For his part, Moore has no objection to the government using every available tool to bust pedophiles--he once publicly proposed a similar tactic himself. But he never expected his long-dead experiment to drag him into a federal case. Last month he started receiving inquiries from Gross’ technical expert, who had questions about the efficacy of the decloaking code. And last week Moore started getting questions directly from the accused pedophile in the case--- a Rochester IT worker who claims he was falsely implicated by the software.

Moore finds that unlikely, but in the interest of transparency, he answered all the questions in detail. “It only seemed fair to reply to his questions,” Moore says. “Though I don’t believe my answers help his case at all.”

Using the outdated Decloaking Engine would not likely have resulted in false identifications, says Moore. In fact, the FBI was lucky to trace anyone using the code. Only suspects using extremely old versions of Tor, or who took great pains to install the Flash plug-in against all advice, would have been vulnerable. By choosing an open-source attack, the FBI essentially selected for the handful offenders with the worst op-sec, rather than the worst offenders.
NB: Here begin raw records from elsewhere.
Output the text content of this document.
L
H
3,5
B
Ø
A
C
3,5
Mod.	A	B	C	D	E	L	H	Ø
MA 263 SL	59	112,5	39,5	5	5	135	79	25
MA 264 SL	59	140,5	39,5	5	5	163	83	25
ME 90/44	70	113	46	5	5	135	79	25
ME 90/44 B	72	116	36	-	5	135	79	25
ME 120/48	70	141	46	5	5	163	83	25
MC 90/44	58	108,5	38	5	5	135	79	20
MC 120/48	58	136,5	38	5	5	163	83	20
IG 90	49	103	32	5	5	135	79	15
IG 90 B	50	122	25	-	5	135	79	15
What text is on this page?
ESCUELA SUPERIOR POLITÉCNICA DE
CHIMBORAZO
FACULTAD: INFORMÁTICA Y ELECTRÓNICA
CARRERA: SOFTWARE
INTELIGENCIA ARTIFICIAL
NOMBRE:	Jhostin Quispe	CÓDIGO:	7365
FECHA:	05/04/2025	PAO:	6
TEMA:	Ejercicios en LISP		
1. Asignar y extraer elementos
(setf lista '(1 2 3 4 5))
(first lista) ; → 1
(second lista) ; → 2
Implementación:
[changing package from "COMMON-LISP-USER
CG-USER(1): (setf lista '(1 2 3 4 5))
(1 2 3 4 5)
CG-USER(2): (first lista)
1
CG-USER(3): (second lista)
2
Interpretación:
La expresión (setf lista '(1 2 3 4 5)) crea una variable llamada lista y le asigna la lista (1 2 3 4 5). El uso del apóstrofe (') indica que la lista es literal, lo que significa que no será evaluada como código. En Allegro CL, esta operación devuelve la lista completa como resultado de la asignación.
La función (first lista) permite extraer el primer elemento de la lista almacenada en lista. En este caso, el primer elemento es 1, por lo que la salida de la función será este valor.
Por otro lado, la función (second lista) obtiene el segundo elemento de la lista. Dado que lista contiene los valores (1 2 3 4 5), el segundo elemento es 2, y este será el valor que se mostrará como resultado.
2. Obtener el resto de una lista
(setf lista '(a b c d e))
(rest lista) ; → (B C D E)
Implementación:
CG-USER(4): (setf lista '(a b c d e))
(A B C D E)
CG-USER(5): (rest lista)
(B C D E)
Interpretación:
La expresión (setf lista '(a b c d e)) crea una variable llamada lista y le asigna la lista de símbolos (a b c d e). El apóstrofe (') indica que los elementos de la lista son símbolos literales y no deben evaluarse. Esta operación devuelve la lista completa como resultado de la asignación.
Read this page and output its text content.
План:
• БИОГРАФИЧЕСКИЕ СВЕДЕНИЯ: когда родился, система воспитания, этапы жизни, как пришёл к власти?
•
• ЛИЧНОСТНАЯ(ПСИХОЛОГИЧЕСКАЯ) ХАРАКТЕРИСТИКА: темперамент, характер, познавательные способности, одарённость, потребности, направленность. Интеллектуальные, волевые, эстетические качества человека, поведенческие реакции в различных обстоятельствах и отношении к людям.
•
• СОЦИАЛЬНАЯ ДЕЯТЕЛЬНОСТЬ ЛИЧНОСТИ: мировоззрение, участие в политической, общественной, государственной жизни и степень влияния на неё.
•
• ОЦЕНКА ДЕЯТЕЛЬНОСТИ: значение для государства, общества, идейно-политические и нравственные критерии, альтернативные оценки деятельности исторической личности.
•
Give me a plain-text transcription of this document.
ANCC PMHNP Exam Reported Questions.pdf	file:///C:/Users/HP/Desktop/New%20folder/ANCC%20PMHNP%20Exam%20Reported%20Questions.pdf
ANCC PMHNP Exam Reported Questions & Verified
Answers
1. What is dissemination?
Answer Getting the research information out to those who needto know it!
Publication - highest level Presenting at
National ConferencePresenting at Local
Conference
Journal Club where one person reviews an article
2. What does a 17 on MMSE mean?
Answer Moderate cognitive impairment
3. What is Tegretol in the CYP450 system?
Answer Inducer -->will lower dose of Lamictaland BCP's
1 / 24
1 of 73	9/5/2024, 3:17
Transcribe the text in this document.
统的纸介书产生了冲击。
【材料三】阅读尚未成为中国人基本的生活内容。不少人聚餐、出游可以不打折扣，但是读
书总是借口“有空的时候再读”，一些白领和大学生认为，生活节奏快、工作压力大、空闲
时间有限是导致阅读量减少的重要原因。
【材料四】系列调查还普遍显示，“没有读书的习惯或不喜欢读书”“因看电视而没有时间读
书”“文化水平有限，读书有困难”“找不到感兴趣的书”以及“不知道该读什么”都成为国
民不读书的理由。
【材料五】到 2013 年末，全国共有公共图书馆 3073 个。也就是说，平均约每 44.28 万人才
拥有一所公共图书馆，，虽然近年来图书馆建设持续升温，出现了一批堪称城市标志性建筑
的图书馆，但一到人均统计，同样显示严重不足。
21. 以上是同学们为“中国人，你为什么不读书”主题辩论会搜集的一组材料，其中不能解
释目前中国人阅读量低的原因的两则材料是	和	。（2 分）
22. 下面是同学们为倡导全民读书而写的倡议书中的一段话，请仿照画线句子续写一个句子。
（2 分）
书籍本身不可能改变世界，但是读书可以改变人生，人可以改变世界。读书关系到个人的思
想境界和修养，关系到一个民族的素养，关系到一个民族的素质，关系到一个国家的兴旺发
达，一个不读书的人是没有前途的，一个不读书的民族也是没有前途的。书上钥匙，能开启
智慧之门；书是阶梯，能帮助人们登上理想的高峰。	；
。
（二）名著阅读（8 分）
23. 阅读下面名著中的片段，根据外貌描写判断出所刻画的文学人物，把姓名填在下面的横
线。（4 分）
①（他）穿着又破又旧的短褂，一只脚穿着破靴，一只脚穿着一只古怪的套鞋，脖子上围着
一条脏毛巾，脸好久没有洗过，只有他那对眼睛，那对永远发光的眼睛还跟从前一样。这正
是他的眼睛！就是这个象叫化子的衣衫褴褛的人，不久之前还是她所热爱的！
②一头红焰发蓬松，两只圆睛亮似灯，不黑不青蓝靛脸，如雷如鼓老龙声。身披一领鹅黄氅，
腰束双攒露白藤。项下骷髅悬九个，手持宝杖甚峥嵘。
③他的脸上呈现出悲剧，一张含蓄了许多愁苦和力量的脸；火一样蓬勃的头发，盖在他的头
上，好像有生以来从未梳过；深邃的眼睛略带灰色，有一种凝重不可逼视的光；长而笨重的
Since Operation Torpedo, though, there’s evidence the FBI’s anti-Tor capabilities have been rapidly advancing. Torpedo was in November 2012. In late July 2013, computer security experts detected a similar attack through Dark Net websites hosted by a shady ISP called Freedom Hosting---court records have since confirmed it was another FBI operation. For this one, the bureau used custom attack code that exploited a relatively fresh Firefox vulnerability---the hacking equivalent of moving from a bow-and-arrow to a 9-mm pistol. In addition to the IP address, which identifies a household, this code collected the MAC address of the particular computer that infected by the malware.

“In the course of nine months they went from off the shelf Flash techniques that simply took advantage of the lack of proxy protection, to custom-built browser exploits,” says Soghoian. “That’s a pretty amazing growth … The arms race is going to get really nasty, really fast.”